There are two types of isotonic contractions: (1) concentric and (2) eccentric. In a concentric contraction, the muscle tension rises to meet the resistance, then remains the same as the muscle shortens. In eccentric, the muscle lengthens due to the resistance being greater than the force the muscle is producing.
This type is typical of most exercise. The external force on the muscle is less than the force the muscle is generating - a shortening contraction. The effect is not visible during the classic biceps curl, which is in fact auxotonic because the resistance (torque due to the weight being lifted) does not remain the same through the exercise. Tension is highest at a parallel to the floor level, and eases off above and below this point. Therefore tension changes as well as muscle length.

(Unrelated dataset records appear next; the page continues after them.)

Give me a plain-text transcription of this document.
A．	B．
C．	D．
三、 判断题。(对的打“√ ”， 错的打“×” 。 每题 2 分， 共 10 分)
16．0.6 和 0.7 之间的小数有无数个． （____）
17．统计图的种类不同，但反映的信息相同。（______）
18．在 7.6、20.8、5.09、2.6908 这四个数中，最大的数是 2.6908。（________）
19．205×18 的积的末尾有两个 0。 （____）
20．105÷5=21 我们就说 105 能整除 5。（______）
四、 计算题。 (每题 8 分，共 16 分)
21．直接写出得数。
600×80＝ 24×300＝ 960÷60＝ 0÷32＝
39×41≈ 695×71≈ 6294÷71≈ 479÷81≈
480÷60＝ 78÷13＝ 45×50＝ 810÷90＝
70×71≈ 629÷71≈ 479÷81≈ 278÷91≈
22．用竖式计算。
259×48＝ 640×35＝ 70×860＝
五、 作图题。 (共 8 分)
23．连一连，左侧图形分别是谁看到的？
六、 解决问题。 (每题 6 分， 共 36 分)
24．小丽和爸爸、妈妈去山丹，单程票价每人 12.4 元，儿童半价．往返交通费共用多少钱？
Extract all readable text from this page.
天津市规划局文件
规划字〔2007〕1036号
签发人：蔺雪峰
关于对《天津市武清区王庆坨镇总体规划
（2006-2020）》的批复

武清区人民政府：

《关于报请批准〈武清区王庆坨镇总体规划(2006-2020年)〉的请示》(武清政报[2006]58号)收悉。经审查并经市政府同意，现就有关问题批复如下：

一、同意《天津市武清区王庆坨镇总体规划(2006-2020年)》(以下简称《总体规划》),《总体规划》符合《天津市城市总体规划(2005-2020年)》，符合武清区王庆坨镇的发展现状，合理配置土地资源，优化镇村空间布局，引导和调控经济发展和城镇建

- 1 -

There are two main features to note regarding eccentric contractions. First, the absolute tensions achieved can be very high relative to the muscle's maximum tetanic tension generating capacity (you can set down a much heavier object than you can lift). Second, the absolute tension is relatively independent of lengthening velocity. This suggests that skeletal muscles are very resistant to lengthening, thereby allowing very high levels of tension to develop as can occur in isometric exercise.
Muscle injury and soreness are selectively associated with eccentric contraction (Fridén et al. 1984; Evans et al. 1985; Fridén and Lieber, 1992). However, muscle strengthening may be greatest using exercises that involve eccentric contractions because high levels of tension generate the signals for muscle strengthening.
This is almost an isotonic contraction because there is some fluctuation towards the end of the contraction. For example, the heart's ventricles contract to expel blood into the pulmonary artery and aorta. As the blood flows out, the previous built-up load is decreased and hence less force is required to expel the rest of the blood. Thus the tension is reduced.